- Theatrical release poster
- Directed by: Jampana
- Story by: A. L. Narayanan
- Produced by: R. Kalyanaraman
- Starring: Ranjan Sandhya
- Cinematography: S. J. Thomas W. R. Subba Rao
- Music by: Vedha
- Production company: T. N. R. Productions
- Release date: 20 March 1959;
- Country: India
- Language: Tamil

= Minnal Veeran =

1959 film by Jampana

Minnal Veeran is a 1959 Indian Tamil-language action adventure film directed by Jampana. The film stars Ranjan and Sandhya. It was released on 20 March 1959.

== Cast ==
- Ranjan
- Sandhya
- P. S. Veerappa
- K. R. Ramsingh

== Production ==
Minnal Veeran was directed by Jampana, and produced by R. Kalyanaraman under T. N. R. Productions. The story and dialogue were written by A. L. Narayanan. Cinematography was handled by S. J. Thomas (black and white) and W. R. Subba Rao (Gevacolor). While mainly in black and white, the film also featured some colour sequences.
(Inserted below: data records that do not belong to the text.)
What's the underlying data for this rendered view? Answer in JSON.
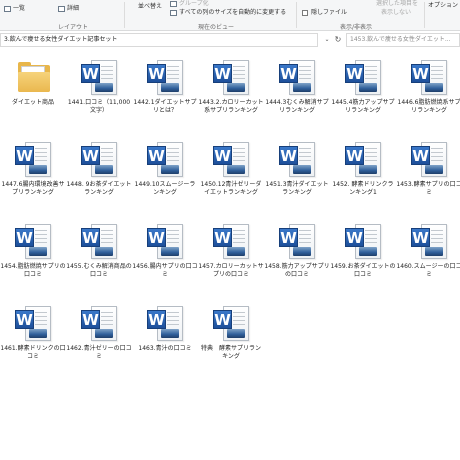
{
  "ribbon": {
    "row1": {
      "ichiran": "一覧",
      "shosai": "詳細",
      "sort_partial": "並べ替え",
      "group_partial": "グループ化",
      "fit_columns": "すべての列のサイズを自動的に変更する",
      "hidden_files": "隠しファイル",
      "hide_selected_partial": "選択した項目を",
      "hide_selected_line2": "表示しない",
      "options": "オプション"
    },
    "groups": {
      "layout": "レイアウト",
      "current_view": "現在のビュー",
      "show_hide": "表示/非表示"
    }
  },
  "address": {
    "path": "3.飲んで痩せる女性ダイエット記事セット",
    "search_placeholder": "1453.飲んで痩せる女性ダイエット..."
  },
  "files": [
    {
      "label": "ダイエット商品",
      "icon": "folder-icon"
    },
    {
      "label": "1441.口コミ（11,000文字）",
      "icon": "word-doc-icon"
    },
    {
      "label": "1442.1ダイエットサプリとは？",
      "icon": "word-doc-icon"
    },
    {
      "label": "1443.2.カロリーカット系サプリランキング",
      "icon": "word-doc-icon"
    },
    {
      "label": "1444.3むくみ解消サプリランキング",
      "icon": "word-doc-icon"
    },
    {
      "label": "1445.4筋力アップサプリランキング",
      "icon": "word-doc-icon"
    },
    {
      "label": "1446.6脂肪燃焼系サプリランキング",
      "icon": "word-doc-icon"
    },
    {
      "label": "1447.6腸内環境改善サプリランキング",
      "icon": "word-doc-icon"
    },
    {
      "label": "1448. 9お茶ダイエットランキング",
      "icon": "word-doc-icon"
    },
    {
      "label": "1449.10スムージーランキング",
      "icon": "word-doc-icon"
    },
    {
      "label": "1450.12青汁ゼリーダイエットランキング",
      "icon": "word-doc-icon"
    },
    {
      "label": "1451.3青汁ダイエットランキング",
      "icon": "word-doc-icon"
    },
    {
      "label": "1452. 酵素ドリンクランキング1",
      "icon": "word-doc-icon"
    },
    {
      "label": "1453.酵素サプリの口コミ",
      "icon": "word-doc-icon"
    },
    {
      "label": "1454.脂肪燃焼サプリの口コミ",
      "icon": "word-doc-icon"
    },
    {
      "label": "1455.むくみ解消商品の口コミ",
      "icon": "word-doc-icon"
    },
    {
      "label": "1456.腸内サプリの口コミ",
      "icon": "word-doc-icon"
    },
    {
      "label": "1457.カロリーカットサプリの口コミ",
      "icon": "word-doc-icon"
    },
    {
      "label": "1458.筋力アップサプリの口コミ",
      "icon": "word-doc-icon"
    },
    {
      "label": "1459.お茶ダイエットの口コミ",
      "icon": "word-doc-icon"
    },
    {
      "label": "1460.スムージーの口コミ",
      "icon": "word-doc-icon"
    },
    {
      "label": "1461.酵素ドリンクの口コミ",
      "icon": "word-doc-icon"
    },
    {
      "label": "1462.青汁ゼリーの口コミ",
      "icon": "word-doc-icon"
    },
    {
      "label": "1463.青汁の口コミ",
      "icon": "word-doc-icon"
    },
    {
      "label": "特典　酵素サプリランキング",
      "icon": "word-doc-icon"
    }
  ]
}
Its final length was 13791 feet.

== Soundtrack ==
The music was composed by Vedha.

| Song | Singer/s | Lyricist | Duration (m:ss) |
|---|---|---|---|
| "Kannodu Kanninai Nokki" | Seerkazhi Govindarajan & Radha Jayalakshmi | A. L. Narayanan | 03:25 |
| "Thulli Thulli Odi Aadum" | K. Jamuna Rani | A. Maruthakasi |  |
| "Thillatangu Taangu" | S. C. Krishnan & G. Kasthuri | Thanjai N. Ramaiah Dass |  |
| "Manamirunthaal Maargamundu" | M. L. Vasanthakumari & P. Leela | A. Maruthakasi | 06:18 |
| "Kuttai Veliyaakkava Kuruvi Josiyam" | S. C. Krishnan & T. V. Rathnam | Thanjai N. Ramaiah Dass | 03:06 |
| "Valaiyai Veesum Kaiyai" | C. Thangkappan & A. G. Rathnamala | R. Palanisamy | 03:23 |
| "Thaalelo" | P. B. Sreenivas | A. L. Narayanan | 02:44 |

== Release and reception ==
Minnal Veeran was released on 20 March 1959, and failed commercially.